By Mary Nash; Robyn Munford et al. | Go to book overview

Introduction

The focus upon the interrelationship between people and their environments has been a distinctive feature of social work since it emerged in the late nineteenth century (Kemp, Whittaker and Tracy 1997). The ecological systems theoretical tradition has, over the past 30 years, become the main theoretical metaphor for understanding context and the relationship between people and their situation. It is the perspectival theory in the integrated practice framework. This part contains four chapters that present an overview to ecological systems theories in action.

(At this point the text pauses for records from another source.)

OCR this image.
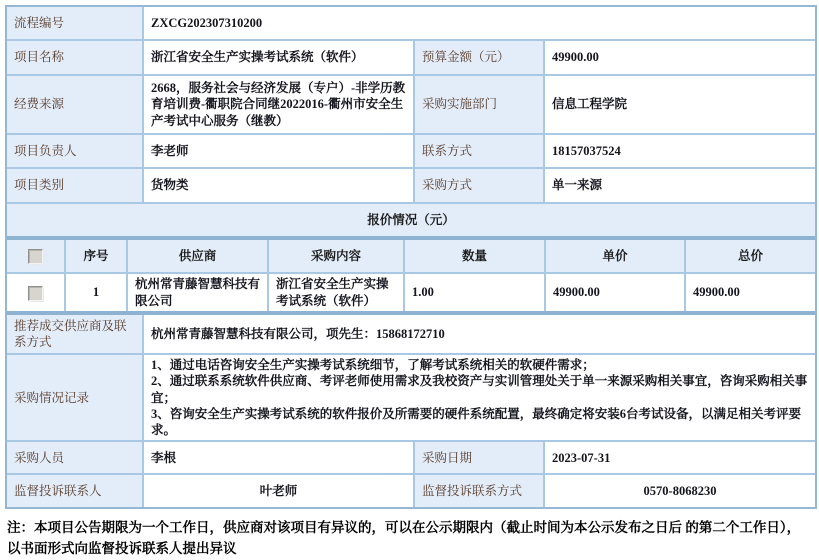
流程编号	ZXCG202307310200		
项目名称	浙江省安全生产实操考试系统（软件）	预算金额（元）	49900.00
经费来源	2668，服务社会与经济发展（专户）-非学历教育培训费-衢职院合同继2022016-衢州市安全生产考试中心服务（继教）	采购实施部门	信息工程学院
项目负责人	李老师	联系方式	18157037524
项目类别	货物类	采购方式	单一来源
报价情况（元）			
	序号	供应商	采购内容	数量	单价	总价
	1	杭州常青藤智慧科技有限公司	浙江省安全生产实操考试系统（软件）	1.00	49900.00	49900.00
推荐成交供应商及联系方式	杭州常青藤智慧科技有限公司，项先生：15868172710		
采购情况记录	1、通过电话咨询安全生产实操考试系统细节，了解考试系统相关的软硬件需求；
2、通过联系系统软件供应商、考评老师使用需求及我校资产与实训管理处关于单一来源采购相关事宜，咨询采购相关事宜；
3、咨询安全生产实操考试系统的软件报价及所需要的硬件系统配置，最终确定将安装6台考试设备，以满足相关考评要求。		

采购人员	李根	采购日期	2023-07-31
监督投诉联系人	叶老师	监督投诉联系方式	0570-8068230
注：本项目公告期限为一个工作日，供应商对该项目有异议的，可以在公示期限内（截止时间为本公示发布之日后 的第二个工作日），以书面形式向监督投诉联系人提出异议
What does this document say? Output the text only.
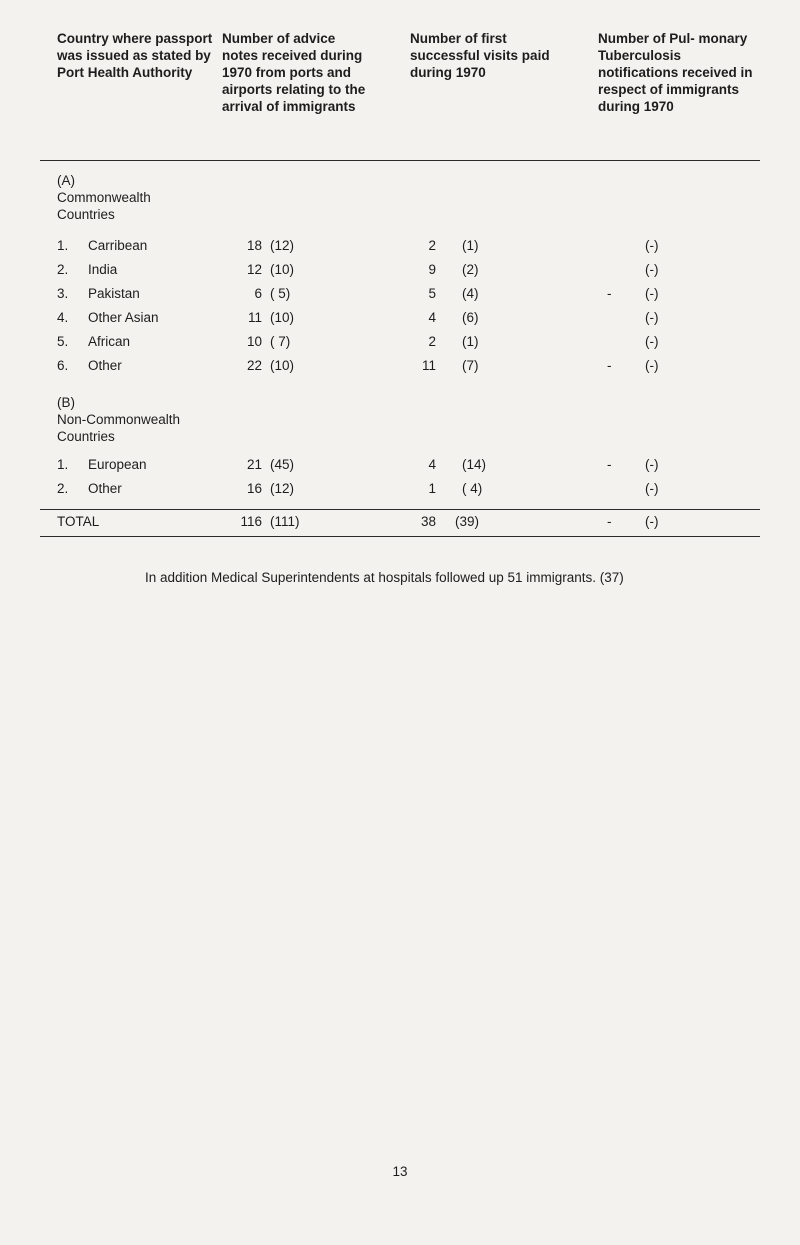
Country where passport was issued as stated by Port Health Authority
Number of advice notes received during 1970 from ports and airports relating to the arrival of immigrants
Number of first successful visits paid during 1970
Number of Pul- monary Tuberculosis notifications received in respect of immigrants during 1970
(A)
Commonwealth Countries
1. Carribean	18 (12)	2 (1)	(-)
2. India	12 (10)	9 (2)	(-)
3. Pakistan	6 ( 5)	5 (4)	- (-)
4. Other Asian	11 (10)	4 (6)	(-)
5. African	10 ( 7)	2 (1)	(-)
6. Other	22 (10)	11 (7)	- (-)
(B)
Non-Commonwealth Countries
1. European	21 (45)	4 (14)	- (-)
2. Other	16 (12)	1 ( 4)	(-)
TOTAL	116 (111)	38 (39)	- (-)
In addition Medical Superintendents at hospitals followed up 51 immigrants. (37)
13
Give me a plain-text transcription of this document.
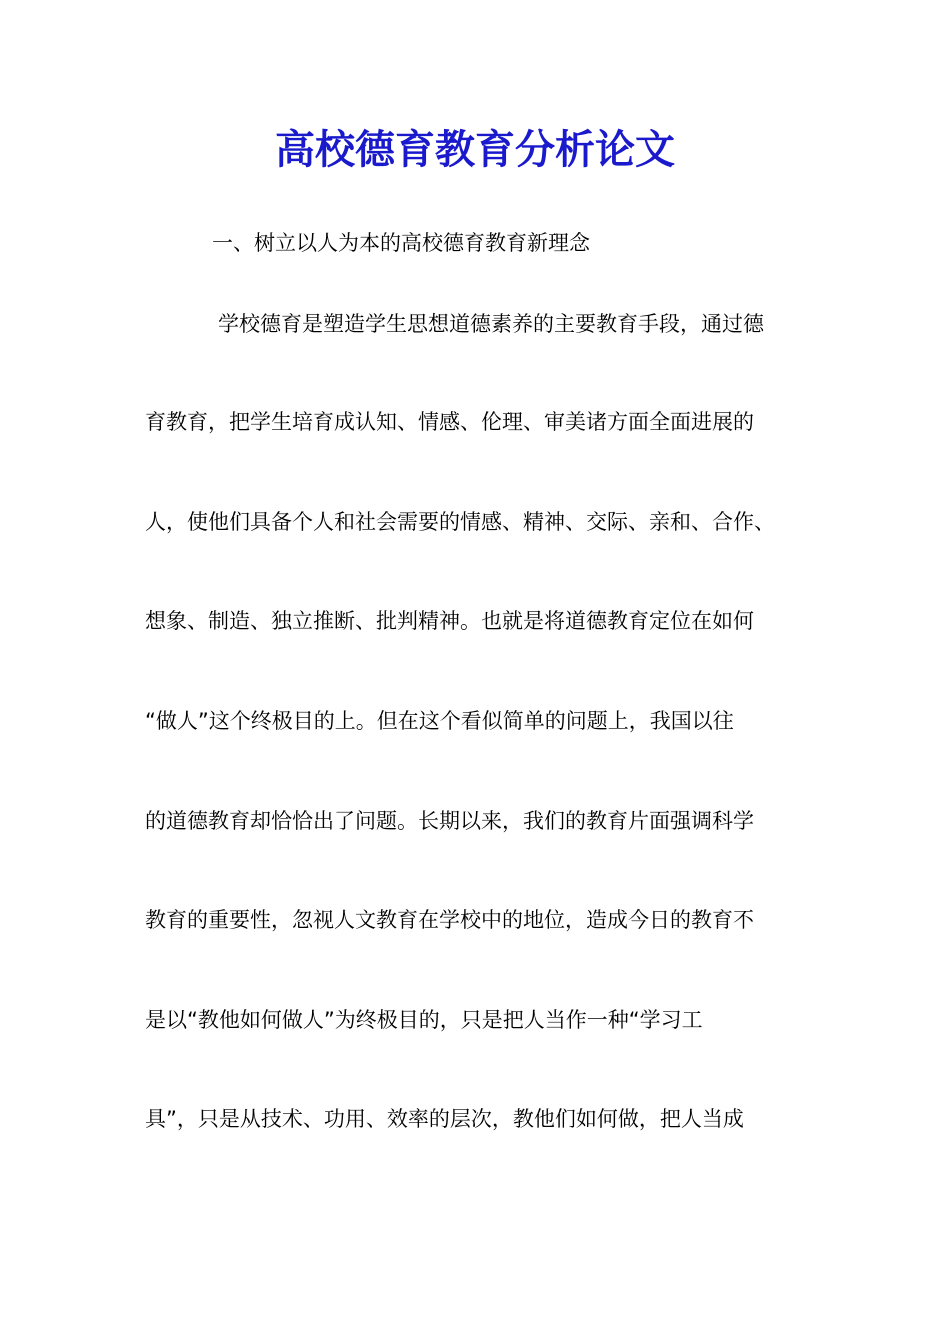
高校德育教育分析论文
一、树立以人为本的高校德育教育新理念
学校德育是塑造学生思想道德素养的主要教育手段，通过德
育教育，把学生培育成认知、情感、伦理、审美诸方面全面进展的
人，使他们具备个人和社会需要的情感、精神、交际、亲和、合作、
想象、制造、独立推断、批判精神。也就是将道德教育定位在如何
“做人”这个终极目的上。但在这个看似简单的问题上，我国以往
的道德教育却恰恰出了问题。长期以来，我们的教育片面强调科学
教育的重要性，忽视人文教育在学校中的地位，造成今日的教育不
是以“教他如何做人”为终极目的，只是把人当作一种“学习工
具”，只是从技术、功用、效率的层次，教他们如何做，把人当成
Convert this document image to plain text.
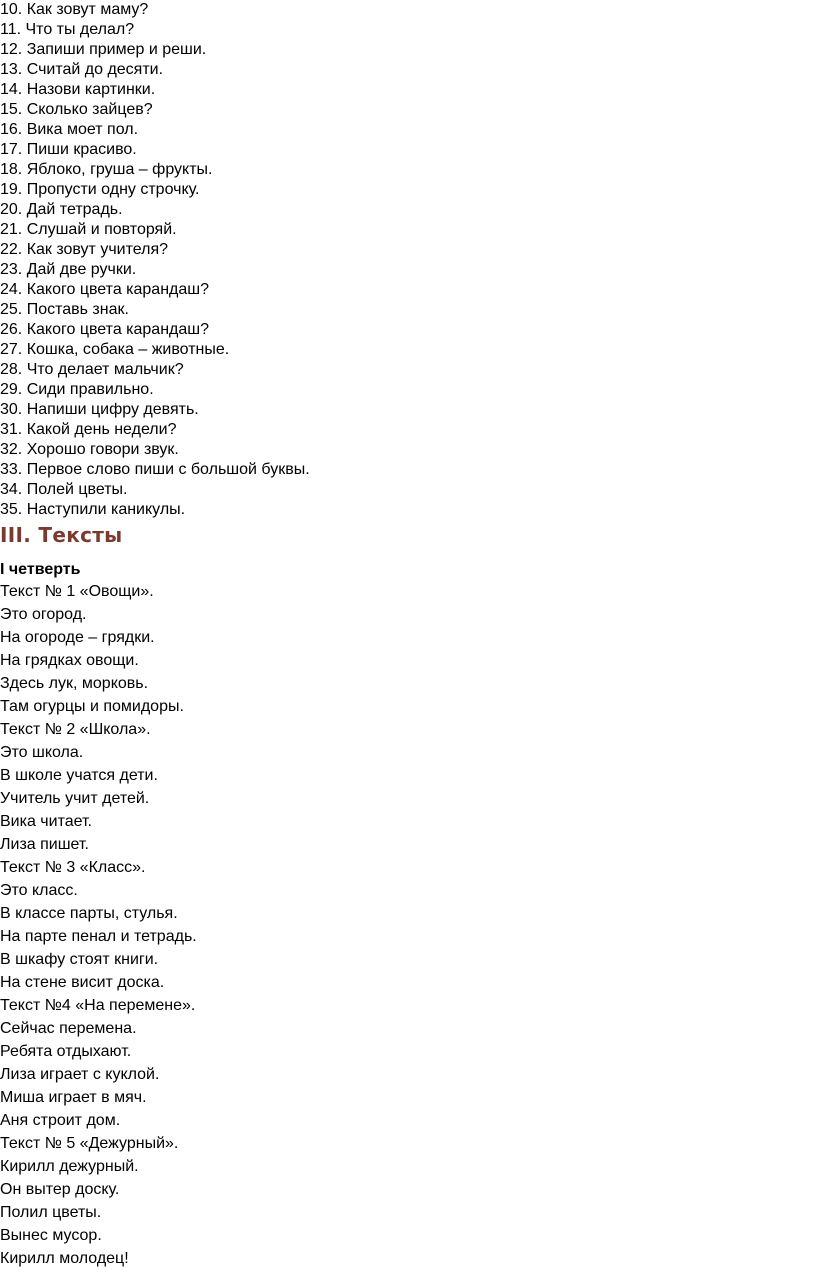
10. Как зовут маму?
11. Что ты делал?
12. Запиши пример и реши.
13. Считай до десяти.
14. Назови картинки.
15. Сколько зайцев?
16. Вика моет пол.
17. Пиши красиво.
18. Яблоко, груша – фрукты.
19. Пропусти одну строчку.
20. Дай тетрадь.
21. Слушай и повторяй.
22. Как зовут учителя?
23. Дай две ручки.
24. Какого цвета карандаш?
25. Поставь знак.
26. Какого цвета карандаш?
27. Кошка, собака – животные.
28. Что делает мальчик?
29. Сиди правильно.
30. Напиши цифру девять.
31. Какой день недели?
32. Хорошо говори звук.
33. Первое слово пиши с большой буквы.
34. Полей цветы.
35. Наступили каникулы.
III. Тексты
I четверть
Текст № 1 «Овощи».
Это огород.
На огороде – грядки.
На грядках овощи.
Здесь лук, морковь.
Там огурцы и помидоры.
Текст № 2 «Школа».
Это школа.
В школе учатся дети.
Учитель учит детей.
Вика читает.
Лиза пишет.
Текст № 3 «Класс».
Это класс.
В классе парты, стулья.
На парте пенал и тетрадь.
В шкафу стоят книги.
На стене висит доска.
Текст №4 «На перемене».
Сейчас перемена.
Ребята отдыхают.
Лиза играет с куклой.
Миша играет в мяч.
Аня строит дом.
Текст № 5 «Дежурный».
Кирилл дежурный.
Он вытер доску.
Полил цветы.
Вынес мусор.
Кирилл молодец!
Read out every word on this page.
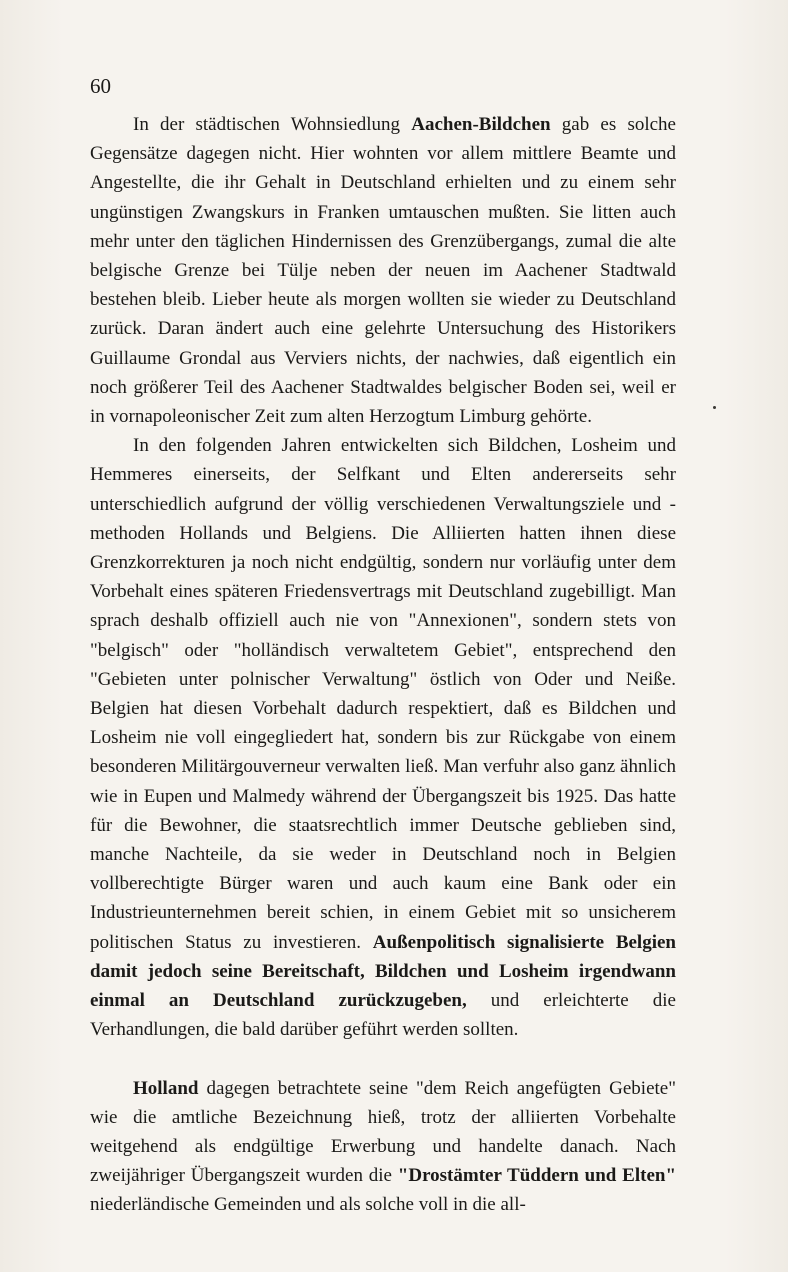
60

In der städtischen Wohnsiedlung Aachen-Bildchen gab es solche Gegensätze dagegen nicht. Hier wohnten vor allem mittlere Beamte und Angestellte, die ihr Gehalt in Deutschland erhielten und zu einem sehr ungünstigen Zwangskurs in Franken umtauschen mußten. Sie litten auch mehr unter den täglichen Hindernissen des Grenzübergangs, zumal die alte belgische Grenze bei Tülje neben der neuen im Aachener Stadtwald bestehen bleib. Lieber heute als morgen wollten sie wieder zu Deutschland zurück. Daran ändert auch eine gelehrte Untersuchung des Historikers Guillaume Grondal aus Verviers nichts, der nachwies, daß eigentlich ein noch größerer Teil des Aachener Stadtwaldes belgischer Boden sei, weil er in vornapoleonischer Zeit zum alten Herzogtum Limburg gehörte.

In den folgenden Jahren entwickelten sich Bildchen, Losheim und Hemmeres einerseits, der Selfkant und Elten andererseits sehr unterschiedlich aufgrund der völlig verschiedenen Verwaltungsziele und -methoden Hollands und Belgiens. Die Alliierten hatten ihnen diese Grenzkorrekturen ja noch nicht endgültig, sondern nur vorläufig unter dem Vorbehalt eines späteren Friedensvertrags mit Deutschland zugebilligt. Man sprach deshalb offiziell auch nie von "Annexionen", sondern stets von "belgisch" oder "holländisch verwaltetem Gebiet", entsprechend den "Gebieten unter polnischer Verwaltung" östlich von Oder und Neiße. Belgien hat diesen Vorbehalt dadurch respektiert, daß es Bildchen und Losheim nie voll eingegliedert hat, sondern bis zur Rückgabe von einem besonderen Militärgouverneur verwalten ließ. Man verfuhr also ganz ähnlich wie in Eupen und Malmedy während der Übergangszeit bis 1925. Das hatte für die Bewohner, die staatsrechtlich immer Deutsche geblieben sind, manche Nachteile, da sie weder in Deutschland noch in Belgien vollberechtigte Bürger waren und auch kaum eine Bank oder ein Industrieunternehmen bereit schien, in einem Gebiet mit so unsicherem politischen Status zu investieren. Außenpolitisch signalisierte Belgien damit jedoch seine Bereitschaft, Bildchen und Losheim irgendwann einmal an Deutschland zurückzugeben, und erleichterte die Verhandlungen, die bald darüber geführt werden sollten.

Holland dagegen betrachtete seine "dem Reich angefügten Gebiete" wie die amtliche Bezeichnung hieß, trotz der alliierten Vorbehalte weitgehend als endgültige Erwerbung und handelte danach. Nach zweijähriger Übergangszeit wurden die "Drostämter Tüddern und Elten" niederländische Gemeinden und als solche voll in die all-
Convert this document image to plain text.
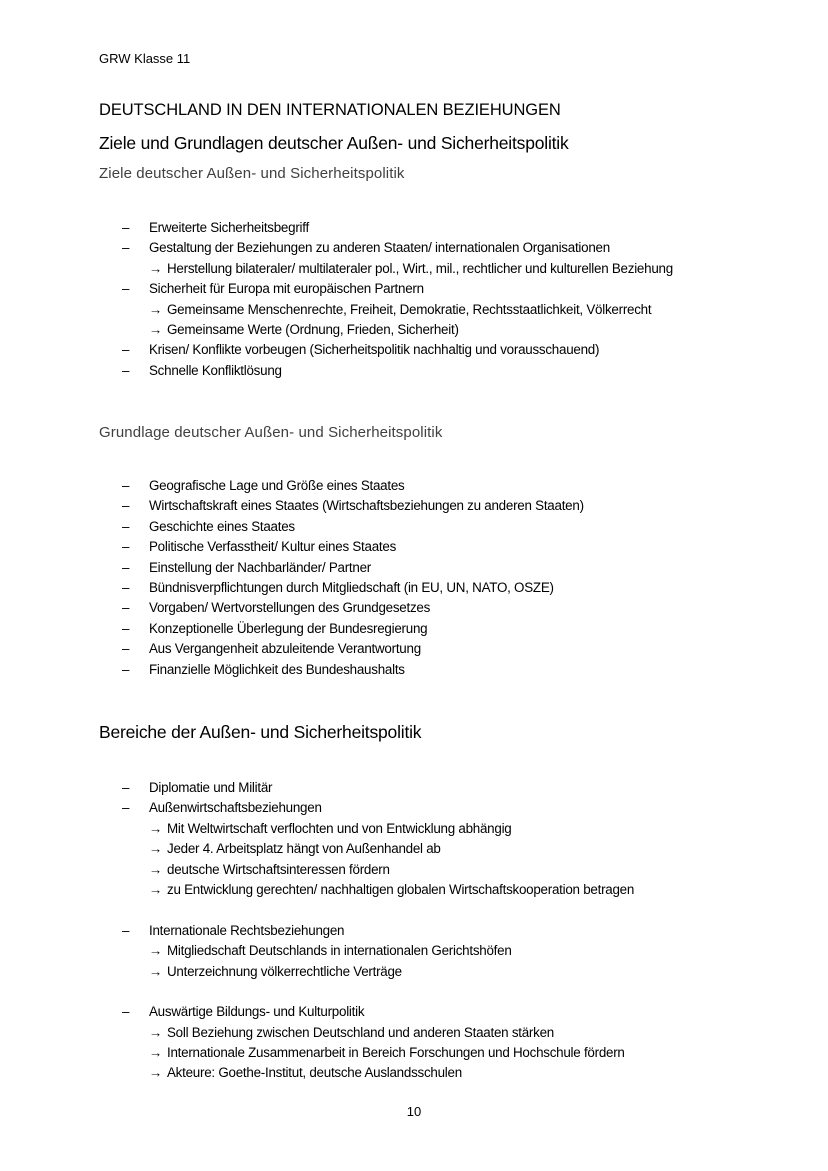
GRW Klasse 11
DEUTSCHLAND IN DEN INTERNATIONALEN BEZIEHUNGEN
Ziele und Grundlagen deutscher Außen- und Sicherheitspolitik
Ziele deutscher Außen- und Sicherheitspolitik
– Erweiterte Sicherheitsbegriff
– Gestaltung der Beziehungen zu anderen Staaten/ internationalen Organisationen
→ Herstellung bilateraler/ multilateraler pol., Wirt., mil., rechtlicher und kulturellen Beziehung
– Sicherheit für Europa mit europäischen Partnern
→ Gemeinsame Menschenrechte, Freiheit, Demokratie, Rechtsstaatlichkeit, Völkerrecht
→ Gemeinsame Werte (Ordnung, Frieden, Sicherheit)
– Krisen/ Konflikte vorbeugen (Sicherheitspolitik nachhaltig und vorausschauend)
– Schnelle Konfliktlösung
Grundlage deutscher Außen- und Sicherheitspolitik
– Geografische Lage und Größe eines Staates
– Wirtschaftskraft eines Staates (Wirtschaftsbeziehungen zu anderen Staaten)
– Geschichte eines Staates
– Politische Verfasstheit/ Kultur eines Staates
– Einstellung der Nachbarländer/ Partner
– Bündnisverpflichtungen durch Mitgliedschaft (in EU, UN, NATO, OSZE)
– Vorgaben/ Wertvorstellungen des Grundgesetzes
– Konzeptionelle Überlegung der Bundesregierung
– Aus Vergangenheit abzuleitende Verantwortung
– Finanzielle Möglichkeit des Bundeshaushalts
Bereiche der Außen- und Sicherheitspolitik
– Diplomatie und Militär
– Außenwirtschaftsbeziehungen
→ Mit Weltwirtschaft verflochten und von Entwicklung abhängig
→ Jeder 4. Arbeitsplatz hängt von Außenhandel ab
→ deutsche Wirtschaftsinteressen fördern
→ zu Entwicklung gerechten/ nachhaltigen globalen Wirtschaftskooperation betragen
– Internationale Rechtsbeziehungen
→ Mitgliedschaft Deutschlands in internationalen Gerichtshöfen
→ Unterzeichnung völkerrechtliche Verträge
– Auswärtige Bildungs- und Kulturpolitik
→ Soll Beziehung zwischen Deutschland und anderen Staaten stärken
→ Internationale Zusammenarbeit in Bereich Forschungen und Hochschule fördern
→ Akteure: Goethe-Institut, deutsche Auslandsschulen
10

It begins with a chapter by Kieran O'Donoghue and Jane Maidment that critically reviews ecological systems theory. This review traces the evolution and development of the ecological systems tradition, outlines the key theoretical concepts, and discusses the strengths and limitations of ecological systems theories in social work in Aotearoa New Zealand and Australia.

The three chapters that follow apply ecological systems theories to specific practice settings, namely HIV practice, trauma and an acute inpatient mental health ward. Christa Fouché's chapter applies ecological systems theory as an analytical framework for conceptualizing HIV practice within the South African context. The argument presented by her multi-level analysis is that an ecological assessment of the HIV situation in South Africa reveals that changes in the South African situation will occur only by altering the environments in which the virus, and the human carriers of this virus, live. The next chapter, written by Carole Adamson, applies an ecological perspective to trauma theory and practice and emphasizes the significance of context in both social workers' and supervisors' responses to traumatic events. The last chapter in this part is presented in the form of a conversation between Mathew Keen and Kieran O'Donoghue on the topic of integrated practice in mental health social work. The areas covered include the authors' views concerning integrated practice and its place in the ecological systems tradition, its application in the inpatient mental health setting and with the indigenous and settler populations living in Aotearoa New Zealand.


Reference

Kemp, S., Whittaker, J. and Tracy, E. (1997) Person-EnvironmentPractice: The Social Ecology of Interpersonal Helping. New York: Adeline de Gruyter.